Error correction and pseudorandomness are two fundamental aspects of computing, without which none of our modern devices or applications could function. Error correction, a sub-field of coding theory, deals with detecting and fixing the noise and imperfections introduced to data when transmitted or stored on physical media. On the other hand, pseudorandomness enables any number of cryptographic techniques that rely on us being able to reproduce aspects of unpredictability.

Without these fields and their roster of techniques, we would have unreliable, insecure, and likely unrecognizable communication and computing technologies. They also, Cheraghchi argues, both currently suffer from growing gaps between the state of the art in theory and in practice. Error correction, building on work by Claude Shannon that proved both theoretically and practically robust, offers a lot of promising results that go beyond Shannon’s original vision. One such aspect, list decoding, can enable a greater number of errors to be corrected while decoding a message in situations that allow for some ambiguity. However, this is a technique that is rarely seen in action.

“We understand the theory of list decoding very well as far as what I would call ‘applications in theory’ are concerned, but not enough for real-life deployment,” Cheraghchi says.

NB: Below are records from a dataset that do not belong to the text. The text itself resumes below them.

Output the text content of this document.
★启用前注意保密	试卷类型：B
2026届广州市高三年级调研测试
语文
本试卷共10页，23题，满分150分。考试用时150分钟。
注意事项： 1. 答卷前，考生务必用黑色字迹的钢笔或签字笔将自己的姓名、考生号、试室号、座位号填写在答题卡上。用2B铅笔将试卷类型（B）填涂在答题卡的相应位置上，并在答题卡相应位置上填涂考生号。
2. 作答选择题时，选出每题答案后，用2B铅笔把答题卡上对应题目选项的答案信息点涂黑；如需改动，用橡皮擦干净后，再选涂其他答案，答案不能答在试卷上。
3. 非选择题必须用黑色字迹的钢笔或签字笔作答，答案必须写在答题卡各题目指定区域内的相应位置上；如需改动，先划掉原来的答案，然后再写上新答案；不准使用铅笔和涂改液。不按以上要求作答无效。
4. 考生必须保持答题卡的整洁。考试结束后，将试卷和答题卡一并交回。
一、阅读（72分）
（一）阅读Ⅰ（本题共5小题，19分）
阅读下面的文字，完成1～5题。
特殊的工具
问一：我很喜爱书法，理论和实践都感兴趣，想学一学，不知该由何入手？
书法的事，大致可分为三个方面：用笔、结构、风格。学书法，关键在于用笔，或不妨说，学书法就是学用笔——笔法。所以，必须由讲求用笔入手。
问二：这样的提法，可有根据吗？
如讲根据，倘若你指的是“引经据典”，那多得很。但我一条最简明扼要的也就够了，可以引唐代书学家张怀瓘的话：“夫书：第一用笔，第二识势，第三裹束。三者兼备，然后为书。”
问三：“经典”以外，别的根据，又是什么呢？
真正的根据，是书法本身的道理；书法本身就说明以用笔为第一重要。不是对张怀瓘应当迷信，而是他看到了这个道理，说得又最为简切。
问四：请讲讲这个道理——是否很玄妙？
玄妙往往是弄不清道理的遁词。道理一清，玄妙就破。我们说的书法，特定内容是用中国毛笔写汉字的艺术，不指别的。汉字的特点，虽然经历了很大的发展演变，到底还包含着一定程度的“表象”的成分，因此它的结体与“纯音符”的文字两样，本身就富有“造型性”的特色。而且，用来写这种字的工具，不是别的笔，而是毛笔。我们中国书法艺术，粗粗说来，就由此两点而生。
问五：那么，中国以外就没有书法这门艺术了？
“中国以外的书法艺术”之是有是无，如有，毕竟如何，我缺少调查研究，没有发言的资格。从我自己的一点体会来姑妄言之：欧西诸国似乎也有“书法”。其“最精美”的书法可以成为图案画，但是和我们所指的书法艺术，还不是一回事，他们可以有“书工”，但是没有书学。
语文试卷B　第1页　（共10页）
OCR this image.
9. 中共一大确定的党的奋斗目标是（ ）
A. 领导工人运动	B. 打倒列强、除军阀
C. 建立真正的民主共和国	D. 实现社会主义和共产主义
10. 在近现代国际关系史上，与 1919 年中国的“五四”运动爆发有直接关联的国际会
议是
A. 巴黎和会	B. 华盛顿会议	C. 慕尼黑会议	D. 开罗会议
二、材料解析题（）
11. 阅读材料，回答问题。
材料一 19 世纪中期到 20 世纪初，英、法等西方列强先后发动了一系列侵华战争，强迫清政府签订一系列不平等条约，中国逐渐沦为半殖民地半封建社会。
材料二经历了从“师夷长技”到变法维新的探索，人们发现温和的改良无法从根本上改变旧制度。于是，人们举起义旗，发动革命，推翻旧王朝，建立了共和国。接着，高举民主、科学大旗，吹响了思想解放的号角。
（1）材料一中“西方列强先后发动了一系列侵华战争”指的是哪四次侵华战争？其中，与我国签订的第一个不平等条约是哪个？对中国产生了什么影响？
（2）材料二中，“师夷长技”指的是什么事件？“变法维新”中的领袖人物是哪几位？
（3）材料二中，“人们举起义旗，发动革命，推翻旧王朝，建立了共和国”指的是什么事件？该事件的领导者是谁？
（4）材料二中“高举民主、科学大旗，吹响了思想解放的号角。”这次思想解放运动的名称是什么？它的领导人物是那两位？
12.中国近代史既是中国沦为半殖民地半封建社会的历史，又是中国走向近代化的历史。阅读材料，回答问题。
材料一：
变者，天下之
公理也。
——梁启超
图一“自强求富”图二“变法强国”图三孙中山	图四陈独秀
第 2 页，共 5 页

Likewise, pseudorandomness is well understood in theory, but most practical pseudorandom number generators rely on heuristics that don’t carry fully rigorous guarantees of security. Despite relying on very large and convoluted patterns, they do still create “randomness” that could potentially be recognizable.

In his CAREER research, Cheraghchi will explore the deep theoretical roots that he believes unite these two issues.

“While coding theory is about removing unwanted randomness caused by noise from data, the theory of pseudorandomness is about generating randomness,” Cheraghchi explains. “It can be rigorously proved in many important cases that the task of removing noise from data (as in list decoding) and the task of creating high-quality noise (as in pseudorandomness) are in fact equivalent. Any advancement in the understanding of one will improve our understanding of the other. “

His project studies both aspects hand in hand toward developing theories that are more amenable to practical use.